L’istruttoria dibattimentale si è concentrata sulla dinamica del sinistro e l’imputato ha esercitato pienamente i suoi diritti di difesa, anche attraverso la nomina di un proprio consulente di parte, le cui conclusioni hanno formato oggetto di valutazione da parte dei giudici di merito. Il fatto descritto dalla Corte di Milano attiene ad un tamponamento, l’accenno ad un eventuale sorpasso del velocipede non ha inciso sulla completezza e pertinenza della motivazione rispetto all’ipotesi accusatoria e dunque la censura agitata con il primo motivo di ricorso non si confronta con quanto argomentato in sentenza.
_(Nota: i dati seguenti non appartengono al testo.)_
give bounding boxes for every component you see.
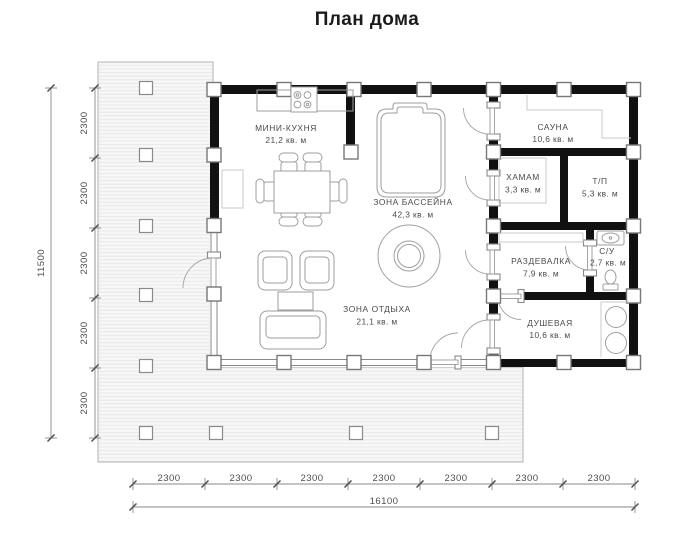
label-sauna: САУНА [537, 122, 568, 132]
label-wc: С/У [599, 246, 615, 256]
label-shower: ДУШЕВАЯ [527, 318, 573, 328]
label-dressing: РАЗДЕВАЛКА [511, 256, 571, 266]
area-pool-zone: 42,3 кв. м [392, 210, 433, 220]
dim-left-3: 2300 [79, 322, 90, 345]
dim-left-4: 2300 [79, 392, 90, 415]
dim-left-total: 11500 [36, 249, 47, 277]
dim-left-0: 2300 [79, 112, 90, 135]
dim-bottom-3: 2300 [373, 473, 396, 484]
wall-sauna-south [493, 148, 638, 156]
wall-dressing-south [521, 292, 638, 300]
dim-bottom-6: 2300 [588, 473, 611, 484]
label-hamam: ХАМАМ [506, 172, 540, 182]
stove [291, 87, 317, 112]
area-lounge-zone: 21,1 кв. м [356, 317, 397, 327]
dim-bottom-1: 2300 [230, 473, 253, 484]
wall-wc-west-b [586, 276, 594, 292]
dim-left-2: 2300 [79, 252, 90, 275]
area-wc: 2,7 кв. м [590, 258, 626, 268]
label-tp: Т/П [592, 176, 607, 186]
label-lounge-zone: ЗОНА ОТДЫХА [343, 304, 411, 314]
dimension-bottom: 2300 2300 2300 2300 2300 2300 2300 16100 [130, 473, 639, 513]
railing-west-b [211, 301, 217, 356]
dining-table [274, 171, 330, 213]
area-mini-kitchen: 21,2 кв. м [265, 135, 306, 145]
page-title: План дома [315, 9, 419, 30]
dim-bottom-4: 2300 [445, 473, 468, 484]
wall-hamam-tp-divider [560, 156, 568, 222]
dim-bottom-total: 16100 [370, 496, 399, 507]
wall-hamam-south [493, 222, 638, 230]
dim-bottom-0: 2300 [158, 473, 181, 484]
floor-plan-page: План дома [0, 0, 699, 546]
dimension-left: 2300 2300 2300 2300 2300 11500 [36, 85, 101, 442]
railing-south-a [217, 360, 430, 366]
wall-wc-west-a [586, 230, 594, 240]
wall-kitchen-partition [346, 94, 355, 145]
railing-south-b [461, 360, 487, 366]
label-mini-kitchen: МИНИ-КУХНЯ [255, 123, 317, 133]
label-pool-zone: ЗОНА БАССЕЙНА [373, 196, 452, 207]
area-dressing: 7,9 кв. м [523, 269, 559, 279]
dim-bottom-5: 2300 [516, 473, 539, 484]
area-shower: 10,6 кв. м [529, 330, 570, 340]
floor-plan-canvas: План дома [0, 0, 699, 546]
area-tp: 5,3 кв. м [582, 189, 618, 199]
dim-left-1: 2300 [79, 182, 90, 205]
area-sauna: 10,6 кв. м [532, 134, 573, 144]
dim-bottom-2: 2300 [301, 473, 324, 484]
area-hamam: 3,3 кв. м [505, 185, 541, 195]
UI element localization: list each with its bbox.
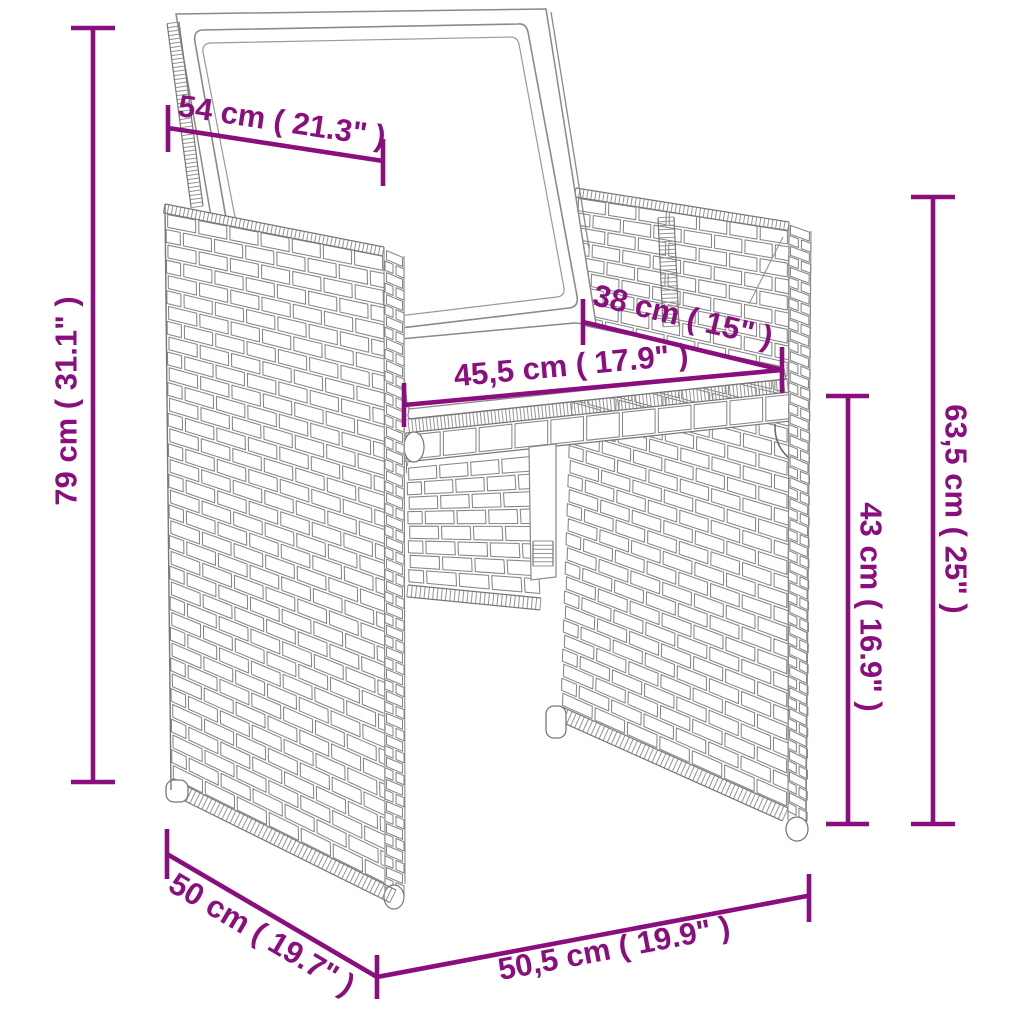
svg-text:63,5 cm ( 25" ): 63,5 cm ( 25" ) <box>939 404 974 613</box>
svg-text:43 cm ( 16.9" ): 43 cm ( 16.9" ) <box>854 502 889 711</box>
svg-text:79 cm ( 31.1" ): 79 cm ( 31.1" ) <box>49 296 84 505</box>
Con il secondo motivo il ricorrente contesta l’elemento soggettivo della colpa, asserendo che dalla lettura delle risultanze processuali era emerso con evidenza che l’imminenza e la gravità della situazione di pericolo non erano percepibili dall’imputato né con facilità né con chiarezza e conseguentemente non era possibile prevedere in anticipo ed evitare lo scontro con la bicicletta, mediante l’adozione di una condotta alternativa tesa a scongiurare l’infausto evento.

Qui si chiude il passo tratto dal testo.